What is Melanotan?
Known as “Mel”, “MT” or “the Barbie drug”, Melanotan is a synthetic melanocortin, which is a hormone derived from the pituitary gland at the base of the brain that regulates growth and development.
It helps to accelerate the production of melanin, the pigment that absorbs ultraviolet radiation and gives skin its colour. When delivered by injection over the course of as little as a week, Melanotan has the effect of (semi-permanently) darkening the skin, as though tanned by the sun.
Watch: Want a glowing complexion without using fake tan? Try a brightening product. (Post continues after video.)
First developed in the 1980s by researchers at the University of Arizona, Melanotan is principally used for the treatment of skin disorders including vitiligo and erythropoietic protoporphyria that affect skin appearance and sensitivity (especially to sunlight). By promoting melanin in the skin, Melanotan can help ease the symptoms of these conditions and enable those diagnosed to live a more normal life.
However, Melanotan’s tanning capability and potential use as a “natural” photoprotectant (that helps to prevent damage caused by sunlight) has also received much public interest, and led to its appropriation as a lifestyle drug.
The logic behind this trend is that creating tanned skin (by increasing melanin) with minimal to no sun exposure could protect individuals from skin damage, and even potentially lower melanoma risk. More melanin means more protection from UV radiation, and therefore a healthier (and conveniently, deeper) complexion. In this sense, there is perhaps a kernel of truth to the idea of the “healthy glow”.
Is it safe to use?
Clinical trials of the safety and effectiveness of Melanotan are ongoing, but in 2008 the European Medicines Agency approved a blend of the peptide called Scenesse to be marketed for limited prescription-only use by those with specific skin conditions throughout the European Union.

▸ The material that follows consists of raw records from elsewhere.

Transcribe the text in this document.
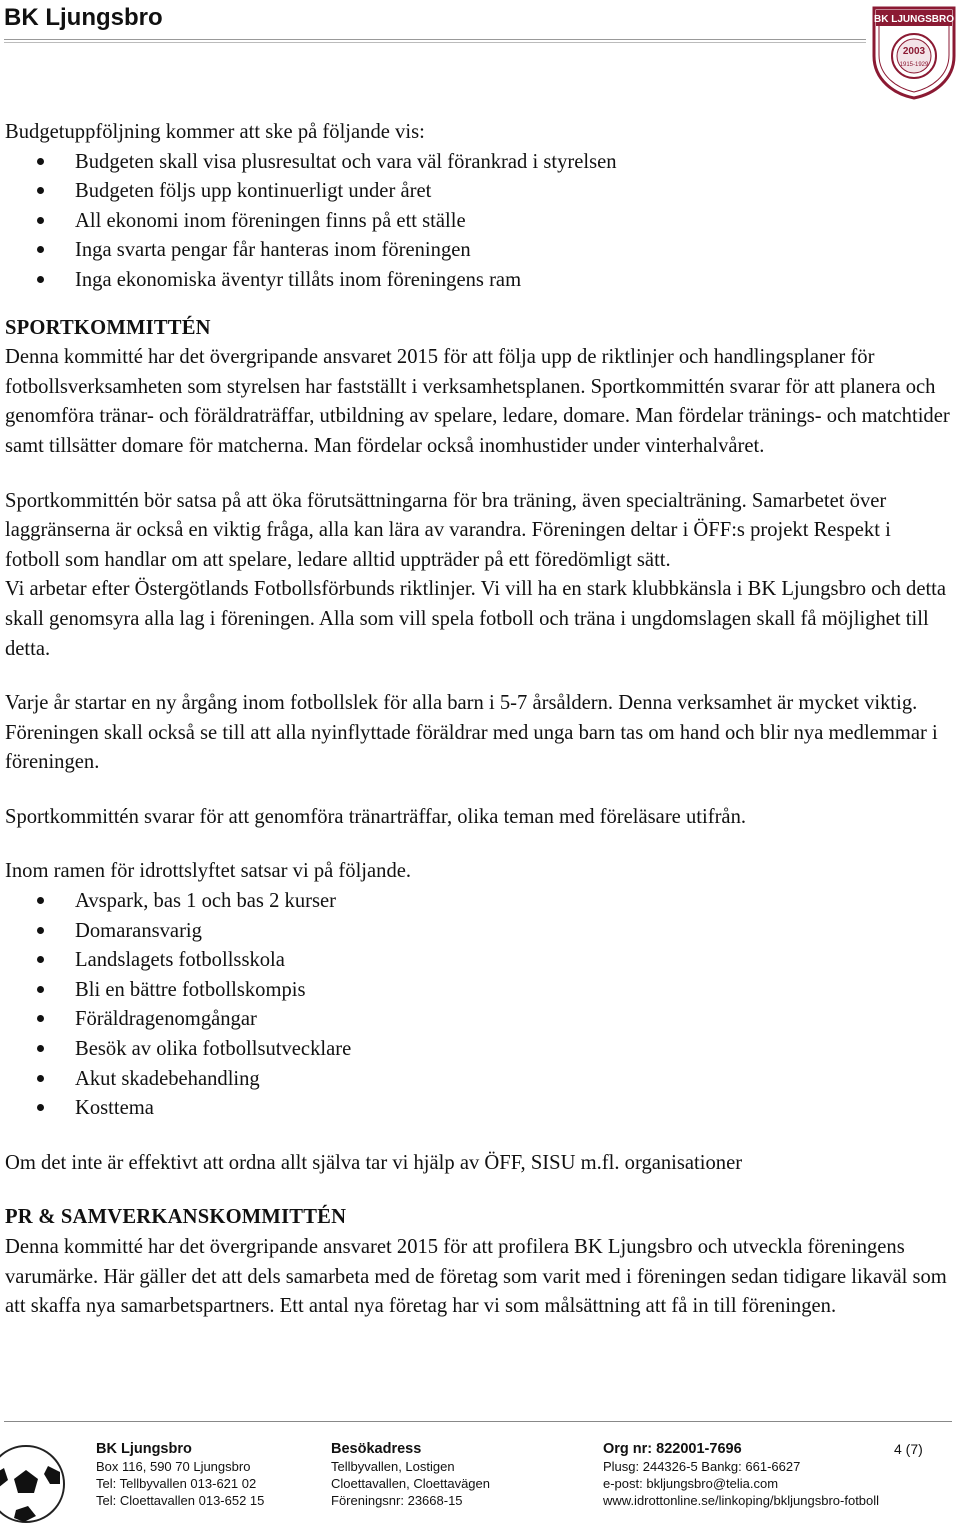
BK Ljungsbro	BK LJUNGSBRO
2003
1915-1929

Budgetuppföljning kommer att ske på följande vis:

Budgeten skall visa plusresultat och vara väl förankrad i styrelsen
Budgeten följs upp kontinuerligt under året
All ekonomi inom föreningen finns på ett ställe
Inga svarta pengar får hanteras inom föreningen
Inga ekonomiska äventyr tillåts inom föreningens ram

SPORTKOMMITTÉN

Denna kommitté har det övergripande ansvaret 2015 för att följa upp de riktlinjer och handlingsplaner för fotbollsverksamheten som styrelsen har fastställt i verksamhetsplanen. Sportkommittén svarar för att planera och genomföra tränar- och föräldraträffar, utbildning av spelare, ledare, domare. Man fördelar tränings- och matchtider samt tillsätter domare för matcherna. Man fördelar också inomhustider under vinterhalvåret.

Sportkommittén bör satsa på att öka förutsättningarna för bra träning, även specialträning. Samarbetet över laggränserna är också en viktig fråga, alla kan lära av varandra. Föreningen deltar i ÖFF:s projekt Respekt i fotboll som handlar om att spelare, ledare alltid uppträder på ett föredömligt sätt.

Vi arbetar efter Östergötlands Fotbollsförbunds riktlinjer. Vi vill ha en stark klubbkänsla i BK Ljungsbro och detta skall genomsyra alla lag i föreningen. Alla som vill spela fotboll och träna i ungdomslagen skall få möjlighet till detta.

Varje år startar en ny årgång inom fotbollslek för alla barn i 5-7 årsåldern. Denna verksamhet är mycket viktig. Föreningen skall också se till att alla nyinflyttade föräldrar med unga barn tas om hand och blir nya medlemmar i föreningen.

Sportkommittén svarar för att genomföra tränarträffar, olika teman med föreläsare utifrån.

Inom ramen för idrottslyftet satsar vi på följande.

Avspark, bas 1 och bas 2 kurser
Domaransvarig
Landslagets fotbollsskola
Bli en bättre fotbollskompis
Föräldragenomgångar
Besök av olika fotbollsutvecklare
Akut skadebehandling
Kosttema

Om det inte är effektivt att ordna allt själva tar vi hjälp av ÖFF, SISU m.fl. organisationer

PR & SAMVERKANSKOMMITTÉN

Denna kommitté har det övergripande ansvaret 2015 för att profilera BK Ljungsbro och utveckla föreningens varumärke. Här gäller det att dels samarbeta med de företag som varit med i föreningen sedan tidigare likaväl som att skaffa nya samarbetspartners. Ett antal nya företag har vi som målsättning att få in till föreningen.

BK Ljungsbro
Box 116, 590 70 Ljungsbro
Tel: Tellbyvallen 013-621 02
Tel: Cloettavallen 013-652 15
Besökadress
Tellbyvallen, Lostigen
Cloettavallen, Cloettavägen
Föreningsnr: 23668-15
Org nr: 822001-7696
Plusg: 244326-5 Bankg: 661-6627
e-post: bkljungsbro@telia.com
www.idrottonline.se/linkoping/bkljungsbro-fotboll
4 (7)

However, there are no published clinical trials of the drug among people without these disorders. This means its long-term efficacy and safety for use in the general population is unknown.
In Australia, Melanotan use is unregulated. Although the drug is currently captured in Schedule 4 (prescription only medications) of the Therapeutic Goods Administration’s Poisons Standard, no products containing Melanotan are registered for use in Australia.